Items building up in watchfile and journalarchive tables
I have a customer with EV 9.0.2 that has built up a large backlog of items awaiting backup. I took a look at how they were doing their partition backups and identified some problems but that didn't explain the high number (over 7.5 million items). I ran queries against the watchfile and journalarchive tables to see what was there and came up with this:
indexcommited |
backupcomplete |
count |
0 |
0 |
64044 |
1 |
0 |
7623934 |
0 |
1 |
63882 |
itemsecured |
count |
|
0 |
591032 |
|
1 |
7096946 |
|
I tried to replicate what was going on in my lab but couldn't. When I test in the lab I find that as items get archived, rows are added to watchfile with itemsecured=0 and to journalarchive with backupcomplete=0. After backups of the partitions, the watchfile rows get changed to itemsecured=1 first and then the corresponding journalarchive rows get updated to backupcomplete=1 and the watchfile rows are deleted. That's not what I'm seeing in the customer data. For some reason, the journalarchive table rows are never getting set to backupcomplete=1 and the watchfile rows are not getting purged. This would seem to indicate that the trigger files were picked up and processed but the second pass through the tables never occurred. Has anyone seen this before and knew of a cause/resolution?
thanks,
Mark
The Itemsecured in the Watchfile table just tells EV whether the DVS file has been backed up or not. The Backupcomplete in the JournalArchive table when set indicates that any/all associated SISParts from remote VSDB's have also been backed up and you should be able to tell this from the 'Secured' column in the Fingerprint DB for any associated SiSParts (Obviously you need to track them all through)

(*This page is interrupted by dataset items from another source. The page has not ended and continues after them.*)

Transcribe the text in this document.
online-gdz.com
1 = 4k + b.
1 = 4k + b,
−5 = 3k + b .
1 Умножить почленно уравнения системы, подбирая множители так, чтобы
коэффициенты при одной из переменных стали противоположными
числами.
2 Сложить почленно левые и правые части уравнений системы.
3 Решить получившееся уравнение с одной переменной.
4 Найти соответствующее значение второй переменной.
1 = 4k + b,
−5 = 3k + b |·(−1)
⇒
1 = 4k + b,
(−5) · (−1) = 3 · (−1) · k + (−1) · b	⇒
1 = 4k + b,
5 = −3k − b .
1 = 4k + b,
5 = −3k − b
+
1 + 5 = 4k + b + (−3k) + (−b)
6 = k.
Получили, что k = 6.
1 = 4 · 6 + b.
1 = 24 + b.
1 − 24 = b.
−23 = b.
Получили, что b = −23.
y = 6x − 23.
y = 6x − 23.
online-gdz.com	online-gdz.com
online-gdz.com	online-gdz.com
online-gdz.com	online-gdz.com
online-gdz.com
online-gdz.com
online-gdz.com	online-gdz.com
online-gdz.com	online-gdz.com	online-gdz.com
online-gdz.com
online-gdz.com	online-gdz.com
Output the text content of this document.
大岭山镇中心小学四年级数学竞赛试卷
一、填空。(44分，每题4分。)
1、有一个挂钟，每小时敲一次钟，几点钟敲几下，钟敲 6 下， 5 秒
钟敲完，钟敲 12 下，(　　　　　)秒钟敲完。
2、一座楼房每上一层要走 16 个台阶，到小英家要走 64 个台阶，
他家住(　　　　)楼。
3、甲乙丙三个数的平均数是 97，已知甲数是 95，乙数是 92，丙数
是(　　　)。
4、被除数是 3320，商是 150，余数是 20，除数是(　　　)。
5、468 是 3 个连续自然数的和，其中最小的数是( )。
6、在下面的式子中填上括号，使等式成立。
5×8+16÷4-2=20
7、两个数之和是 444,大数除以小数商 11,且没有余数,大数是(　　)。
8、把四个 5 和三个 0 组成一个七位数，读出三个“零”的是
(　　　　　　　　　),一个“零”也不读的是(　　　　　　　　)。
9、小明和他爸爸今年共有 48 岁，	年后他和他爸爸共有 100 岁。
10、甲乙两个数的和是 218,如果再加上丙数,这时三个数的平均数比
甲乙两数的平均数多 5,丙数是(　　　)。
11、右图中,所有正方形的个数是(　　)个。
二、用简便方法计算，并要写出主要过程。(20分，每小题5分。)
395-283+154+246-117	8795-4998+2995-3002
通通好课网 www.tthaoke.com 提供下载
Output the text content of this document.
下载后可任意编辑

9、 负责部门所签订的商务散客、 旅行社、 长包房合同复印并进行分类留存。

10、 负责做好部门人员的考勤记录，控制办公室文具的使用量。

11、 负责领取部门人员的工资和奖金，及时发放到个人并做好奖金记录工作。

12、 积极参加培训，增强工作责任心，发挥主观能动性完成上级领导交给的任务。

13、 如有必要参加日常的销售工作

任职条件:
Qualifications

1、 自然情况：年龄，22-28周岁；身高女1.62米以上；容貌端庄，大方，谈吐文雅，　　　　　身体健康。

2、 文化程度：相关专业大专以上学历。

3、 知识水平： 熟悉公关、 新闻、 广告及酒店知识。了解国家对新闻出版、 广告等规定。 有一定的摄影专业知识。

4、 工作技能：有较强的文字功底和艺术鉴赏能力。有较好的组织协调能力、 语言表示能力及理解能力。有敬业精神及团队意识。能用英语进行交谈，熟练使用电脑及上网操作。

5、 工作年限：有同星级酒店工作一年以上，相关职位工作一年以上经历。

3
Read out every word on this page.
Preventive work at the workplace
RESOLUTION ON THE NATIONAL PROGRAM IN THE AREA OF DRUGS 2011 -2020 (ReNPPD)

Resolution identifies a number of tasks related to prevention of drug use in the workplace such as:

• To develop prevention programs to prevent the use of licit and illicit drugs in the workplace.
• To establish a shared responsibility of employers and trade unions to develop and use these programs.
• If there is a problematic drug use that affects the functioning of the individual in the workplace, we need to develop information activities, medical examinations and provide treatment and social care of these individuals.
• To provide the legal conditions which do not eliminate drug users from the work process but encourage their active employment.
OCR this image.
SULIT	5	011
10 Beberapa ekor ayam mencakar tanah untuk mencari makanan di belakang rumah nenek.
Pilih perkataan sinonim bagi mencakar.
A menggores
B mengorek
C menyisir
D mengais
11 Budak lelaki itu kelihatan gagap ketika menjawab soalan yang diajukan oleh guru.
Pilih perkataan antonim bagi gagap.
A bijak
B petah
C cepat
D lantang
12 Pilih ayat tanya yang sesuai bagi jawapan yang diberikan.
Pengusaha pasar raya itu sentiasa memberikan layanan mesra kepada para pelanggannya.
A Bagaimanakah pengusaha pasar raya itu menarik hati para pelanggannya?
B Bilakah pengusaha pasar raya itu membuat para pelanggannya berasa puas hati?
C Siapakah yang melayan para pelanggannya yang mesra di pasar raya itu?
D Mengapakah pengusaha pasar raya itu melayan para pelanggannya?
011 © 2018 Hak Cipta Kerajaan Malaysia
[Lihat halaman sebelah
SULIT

In some scenario's it is possible that the Secured column in the FPDB for the SISPart is set to 0 albeit the DVS/SisParts in the remote (shared) VSDB have been backed up. When this happens on earlier (Pre V10.0.2) EV versions the code and SQL Stored Procs dealing with post processing of these records had some shortcomings and could potentially result in massive amounts of processing and never actually achieve anything depending on the range of the sequence numbers to be processed and because of this may never actually get to processing of recently archived items as the process spends all its time potentially looking for legacy content to process. This can end up in a vicious cycle that just gets worse over time.
I am speculating a bit based on the description here, however it is a possibility. Would really need to see some Dtrace as well entries in the DB's to confirm. Suggest raising a support call or upgrade.